Reportage

A Weekend with De Marchi: Italy’s Cycling Apparel Heritage

Heritage is not something that can be bought, or self-prescribed. It’s grown and nurtured over time. Heritage is not a by-product of the self aware, or the overly ambitious. It can’t be self-stated either. Not unless your company began in 1946 and the whole time, has had a presence both locally and internationally in this world we so often call the cycling industry.

De Marchi apparel was started by Emilio De Marchi shortly after WWII. It began as a motorcycle and cycling store in an era where there were no cycling-specific jerseys. If you cycled, you wore the same jersey that you played futball in, or wore while you rode your motorcycle.
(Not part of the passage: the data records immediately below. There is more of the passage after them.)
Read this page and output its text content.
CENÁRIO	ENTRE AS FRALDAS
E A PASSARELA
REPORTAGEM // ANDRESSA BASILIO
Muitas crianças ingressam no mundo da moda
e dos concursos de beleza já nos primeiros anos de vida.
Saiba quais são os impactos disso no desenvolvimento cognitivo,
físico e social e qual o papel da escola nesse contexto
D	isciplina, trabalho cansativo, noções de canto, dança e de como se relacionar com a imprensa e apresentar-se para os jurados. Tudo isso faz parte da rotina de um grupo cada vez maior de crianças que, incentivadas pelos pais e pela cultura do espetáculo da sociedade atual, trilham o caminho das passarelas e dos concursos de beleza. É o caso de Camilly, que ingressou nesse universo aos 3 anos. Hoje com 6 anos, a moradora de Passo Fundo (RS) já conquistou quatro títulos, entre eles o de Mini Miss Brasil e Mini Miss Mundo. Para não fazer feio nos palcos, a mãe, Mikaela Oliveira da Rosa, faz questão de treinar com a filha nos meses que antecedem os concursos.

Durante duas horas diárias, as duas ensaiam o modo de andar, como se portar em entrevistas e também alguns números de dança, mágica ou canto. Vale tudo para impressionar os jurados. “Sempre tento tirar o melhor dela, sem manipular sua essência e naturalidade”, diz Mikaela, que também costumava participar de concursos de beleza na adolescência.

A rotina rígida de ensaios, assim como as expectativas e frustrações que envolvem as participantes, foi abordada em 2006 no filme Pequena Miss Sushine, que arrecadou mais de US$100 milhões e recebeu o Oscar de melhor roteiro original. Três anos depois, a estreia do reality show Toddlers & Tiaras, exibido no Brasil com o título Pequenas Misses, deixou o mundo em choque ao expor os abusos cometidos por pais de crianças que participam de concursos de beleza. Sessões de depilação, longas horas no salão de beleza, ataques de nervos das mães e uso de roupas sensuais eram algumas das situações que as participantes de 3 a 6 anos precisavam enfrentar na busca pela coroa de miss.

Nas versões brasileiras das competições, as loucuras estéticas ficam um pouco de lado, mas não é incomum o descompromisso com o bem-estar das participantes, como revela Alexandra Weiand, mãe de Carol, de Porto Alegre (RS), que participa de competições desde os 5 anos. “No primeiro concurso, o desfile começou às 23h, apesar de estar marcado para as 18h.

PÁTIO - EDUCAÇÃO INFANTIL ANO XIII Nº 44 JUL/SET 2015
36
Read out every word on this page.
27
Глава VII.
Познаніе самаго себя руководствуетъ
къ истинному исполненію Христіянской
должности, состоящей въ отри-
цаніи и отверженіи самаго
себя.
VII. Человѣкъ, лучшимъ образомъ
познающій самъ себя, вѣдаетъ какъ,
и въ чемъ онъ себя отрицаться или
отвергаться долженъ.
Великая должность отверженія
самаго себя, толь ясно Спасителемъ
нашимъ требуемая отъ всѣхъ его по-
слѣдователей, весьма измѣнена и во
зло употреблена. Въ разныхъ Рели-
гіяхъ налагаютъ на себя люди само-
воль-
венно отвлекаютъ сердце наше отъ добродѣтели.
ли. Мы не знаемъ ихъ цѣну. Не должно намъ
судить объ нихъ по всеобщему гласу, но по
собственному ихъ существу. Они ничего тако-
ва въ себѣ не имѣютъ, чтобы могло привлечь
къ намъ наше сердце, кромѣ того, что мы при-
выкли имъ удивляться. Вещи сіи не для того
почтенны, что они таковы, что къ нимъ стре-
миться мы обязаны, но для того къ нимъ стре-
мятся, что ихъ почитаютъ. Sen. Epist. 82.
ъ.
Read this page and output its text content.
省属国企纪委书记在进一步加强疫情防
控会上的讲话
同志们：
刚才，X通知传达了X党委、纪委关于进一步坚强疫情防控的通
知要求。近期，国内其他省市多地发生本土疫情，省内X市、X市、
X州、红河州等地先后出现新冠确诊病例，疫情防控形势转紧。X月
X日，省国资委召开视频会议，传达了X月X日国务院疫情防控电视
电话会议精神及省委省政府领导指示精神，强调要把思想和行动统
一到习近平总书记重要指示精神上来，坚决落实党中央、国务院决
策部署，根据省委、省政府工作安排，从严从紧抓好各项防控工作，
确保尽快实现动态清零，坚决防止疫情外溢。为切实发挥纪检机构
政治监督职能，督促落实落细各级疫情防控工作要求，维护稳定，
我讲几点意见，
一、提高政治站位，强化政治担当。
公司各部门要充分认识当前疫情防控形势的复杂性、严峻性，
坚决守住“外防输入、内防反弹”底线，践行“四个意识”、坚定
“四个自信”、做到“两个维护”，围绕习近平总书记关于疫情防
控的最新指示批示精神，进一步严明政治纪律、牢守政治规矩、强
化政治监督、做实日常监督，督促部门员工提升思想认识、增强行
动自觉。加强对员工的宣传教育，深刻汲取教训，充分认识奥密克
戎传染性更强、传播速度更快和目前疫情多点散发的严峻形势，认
It wasn’t until the late 1980’s that De Marchi stepped away from motorcycle apparel to focus solely on cycling. This was after multiple cycling brands had offered to buy De Marchi for a hefty profit, yet Emilio stuck to it. Again, heritage.

FIAT

Back in 1951, the De Marchi storefront opened in Conegliano, Italy, just blocks away from the original factory. This storefront still stands today, and even though It’s gone through various iterations the brand’s presence remains. The factory is still in town as well.

Hangers

A lot has changed since then. The current company is owned and operated by the same family and while they’ve moved into also manufacturing modern cycling apparel, a majority of their sales – in Italy at least – are still made in the Heritage line.

This jersey is from 1953 and just recently came into De Marchi's possession again.
This CdM jersey is from the 1953 world championships.

New and old. Can you guess which is the oldest?
Two retro jerseys on either side of a modern, commemorative jersey celebrating the Emilio De Marchi ride.

As a brand, De Marchi appears to not want to grow, or expand. At least not at the rate in which most international cycling companies are attempting to. They’ve found that growth comes over time in piecemeal increments. For example: while their website will ship worldwide, at this time, there are no US distributors. In time…

Even as the Emilio De Marchi ride was announced this year (for the past six years it was called the Ottavio Bottechia ride, which was changed in 2015 due to legal complications with the Bottecchia family), there was no great push or publicity surrounding the event. It was intentionally kept small and intimate, only really catering to locals or Italians who felt the need to travel on a holiday weekend. Yet, this American “journalist” was invited, so clearly there’s something going on…

This climb was one of my favorites!

From a photographer’s perspective, it was an ideal event. A small crowd, male, female, young and old, rode through the countryside of prosecco fields with a police escort. Everyone stayed together and regrouped at various points, making it easy to both soak in the landscape and document it through digital shutter slaps.

Mitts
One of the only times I drank water the entire day.

We rode around 100k, climbed almost 1,000m and consumed way more calories than were burned. We ate cured meats, bread, cheese, drank lots of prosecco and rarely broke a sweat.

Great tonality

In a lot of ways, this ride represents De Marchi’s heritage as much as it does their business model. Slow and steady growth, like the tortoise and the hare. The tortoise endures and the hare tires out.

What’s that saying? Something like “the flame that burns twice as bright, burns half as long”…

De Marchi is clearly one of cycling’s oldest flames. I’d like to thank the De Marchi brand for bringing me out to Conegliano and being such great hosts.